At the bottom of the stack is the hardware itself. This is where the actual work happens. Thousands of GPU cores execute the mathematical operations required for neural networks, transformer models, image generation, speech recognition, and other AI workloads.

So, to iterate back to where we started; Python is rarely responsible for the heavy computation. Python orchestrates the workload, while PyTorch, Triton, CUDA, and the GPU perform the computationally intensive tasks. This division of responsibilities is one of the reasons modern AI systems can deliver such impressive performance despite being driven from a high-level language.

Why do I care?

As a software developer, I've been interested in AI since the 1980s. Back then, artificial intelligence was something you read about in fiction books and comic magazines. I heard about Prolog an "ai programming language", and bought it for my Osborne 1 computer, running CP/M. It was fun, but over-hyped. I could not use it for anything practical.

Still, AI both interested and terrified me. Over the decades I loved fiction with realistic AIs, and I kept myself up to date with computer litterature. A few years ago I participated in an AI user-group in Sofia, Bulgaria, where members experimented with various AI technologies to do things like predict the local weather.

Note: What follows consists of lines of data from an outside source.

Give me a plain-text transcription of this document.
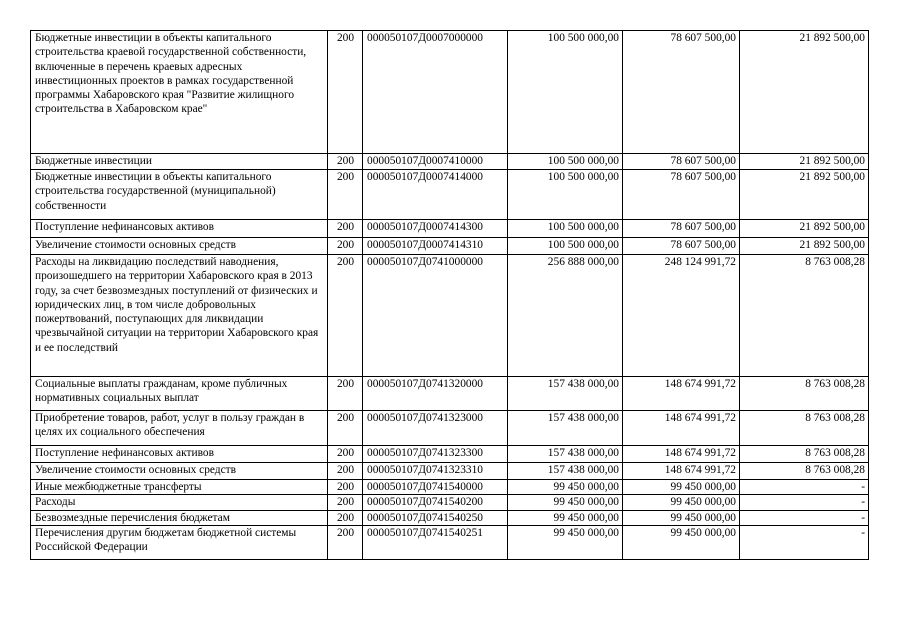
Бюджетные инвестиции в объекты капитального строительства краевой государственной собственности, включенные в перечень краевых адресных инвестиционных проектов в рамках государственной программы Хабаровского края "Развитие жилищного строительства в Хабаровском крае"	200	000050107Д0007000000	100 500 000,00	78 607 500,00	21 892 500,00
Бюджетные инвестиции	200	000050107Д0007410000	100 500 000,00	78 607 500,00	21 892 500,00
Бюджетные инвестиции в объекты капитального строительства государственной (муниципальной) собственности	200	000050107Д0007414000	100 500 000,00	78 607 500,00	21 892 500,00
Поступление нефинансовых активов	200	000050107Д0007414300	100 500 000,00	78 607 500,00	21 892 500,00
Увеличение стоимости основных средств	200	000050107Д0007414310	100 500 000,00	78 607 500,00	21 892 500,00
Расходы на ликвидацию последствий наводнения, произошедшего на территории Хабаровского края в 2013 году, за счет безвозмездных поступлений от физических и юридических лиц, в том числе добровольных пожертвований, поступающих для ликвидации чрезвычайной ситуации на территории Хабаровского края и ее последствий	200	000050107Д0741000000	256 888 000,00	248 124 991,72	8 763 008,28
Социальные выплаты гражданам, кроме публичных нормативных социальных выплат	200	000050107Д0741320000	157 438 000,00	148 674 991,72	8 763 008,28
Приобретение товаров, работ, услуг в пользу граждан в целях их социального обеспечения	200	000050107Д0741323000	157 438 000,00	148 674 991,72	8 763 008,28
Поступление нефинансовых активов	200	000050107Д0741323300	157 438 000,00	148 674 991,72	8 763 008,28
Увеличение стоимости основных средств	200	000050107Д0741323310	157 438 000,00	148 674 991,72	8 763 008,28
Иные межбюджетные трансферты	200	000050107Д0741540000	99 450 000,00	99 450 000,00	-
Расходы	200	000050107Д0741540200	99 450 000,00	99 450 000,00	-
Безвозмездные перечисления бюджетам	200	000050107Д0741540250	99 450 000,00	99 450 000,00	-
Перечисления другим бюджетам бюджетной системы Российской Федерации	200	000050107Д0741540251	99 450 000,00	99 450 000,00	-
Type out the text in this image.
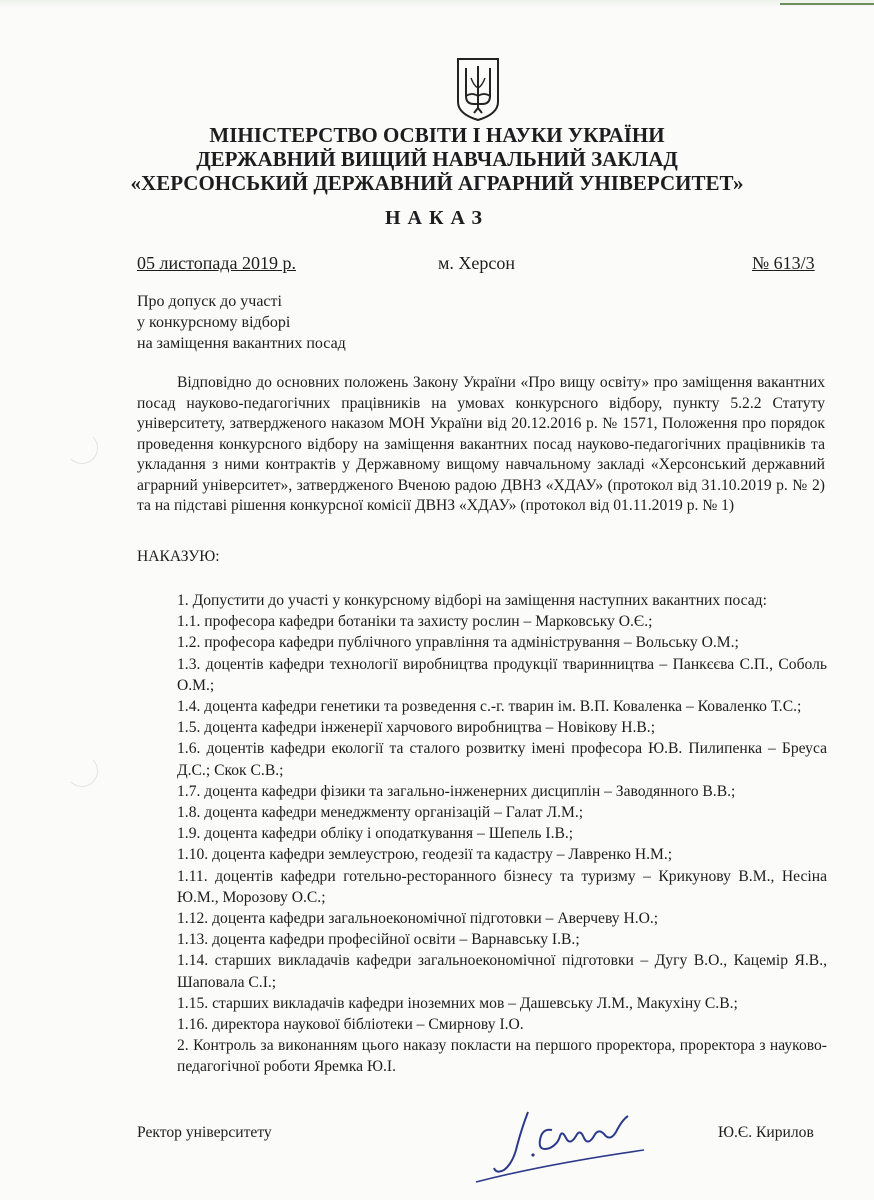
МІНІСТЕРСТВО ОСВІТИ І НАУКИ УКРАЇНИ
ДЕРЖАВНИЙ ВИЩИЙ НАВЧАЛЬНИЙ ЗАКЛАД
«ХЕРСОНСЬКИЙ ДЕРЖАВНИЙ АГРАРНИЙ УНІВЕРСИТЕТ»
НАКАЗ
05 листопада 2019 р.	м. Херсон	№ 613/3
Про допуск до участі
у конкурсному відборі
на заміщення вакантних посад
Відповідно до основних положень Закону України «Про вищу освіту» про заміщення вакантних посад науково-педагогічних працівників на умовах конкурсного відбору, пункту 5.2.2 Статуту університету, затвердженого наказом МОН України від 20.12.2016 р. № 1571, Положення про порядок проведення конкурсного відбору на заміщення вакантних посад науково-педагогічних працівників та укладання з ними контрактів у Державному вищому навчальному закладі «Херсонський державний аграрний університет», затвердженого Вченою радою ДВНЗ «ХДАУ» (протокол від 31.10.2019 р. № 2) та на підставі рішення конкурсної комісії ДВНЗ «ХДАУ» (протокол від 01.11.2019 р. № 1)
НАКАЗУЮ:
1. Допустити до участі у конкурсному відборі на заміщення наступних вакантних посад:
1.1. професора кафедри ботаніки та захисту рослин – Марковську О.Є.;
1.2. професора кафедри публічного управління та адміністрування – Вольську О.М.;
1.3. доцентів кафедри технології виробництва продукції тваринництва – Панкєєва С.П., Соболь О.М.;
1.4. доцента кафедри генетики та розведення с.-г. тварин ім. В.П. Коваленка – Коваленко Т.С.;
1.5. доцента кафедри інженерії харчового виробництва – Новікову Н.В.;
1.6. доцентів кафедри екології та сталого розвитку імені професора Ю.В. Пилипенка – Бреуса Д.С.; Скок С.В.;
1.7. доцента кафедри фізики та загально-інженерних дисциплін – Заводянного В.В.;
1.8. доцента кафедри менеджменту організацій – Галат Л.М.;
1.9. доцента кафедри обліку і оподаткування – Шепель І.В.;
1.10. доцента кафедри землеустрою, геодезії та кадастру – Лавренко Н.М.;
1.11. доцентів кафедри готельно-ресторанного бізнесу та туризму – Крикунову В.М., Несіна Ю.М., Морозову О.С.;
1.12. доцента кафедри загальноекономічної підготовки – Аверчеву Н.О.;
1.13. доцента кафедри професійної освіти – Варнавську І.В.;
1.14. старших викладачів кафедри загальноекономічної підготовки – Дугу В.О., Кацемір Я.В., Шаповала С.І.;
1.15. старших викладачів кафедри іноземних мов – Дашевську Л.М., Макухіну С.В.;
1.16. директора наукової бібліотеки – Смирнову І.О.
2. Контроль за виконанням цього наказу покласти на першого проректора, проректора з науково-педагогічної роботи Яремка Ю.І.
Ректор університету	Ю.Є. Кирилов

Now the first wave of consumer-grade AI have arrived.

For the first time, I can run genuinely useful AI models on my own computers. I use local models regularly, both through LM Studio and through my own desktop application written in C++. They help me transcribe recordings, translate text, summarize information, brainstorm ideas, and research topics that I would rather not share with cloud-based AI services.

What fascinates me is not only what these models can do, but also how they work.

As a software developer, I like understanding how technology works. Not how it's hyped or presented, but how it works, and why that exact way, from all the possible alternatives, was chosen.

We live in interesting times. In some ways that's exciting. In some ways it's wildly terrifying. But unlike many of the AI waves I've seen come and go over the decades, this one is real.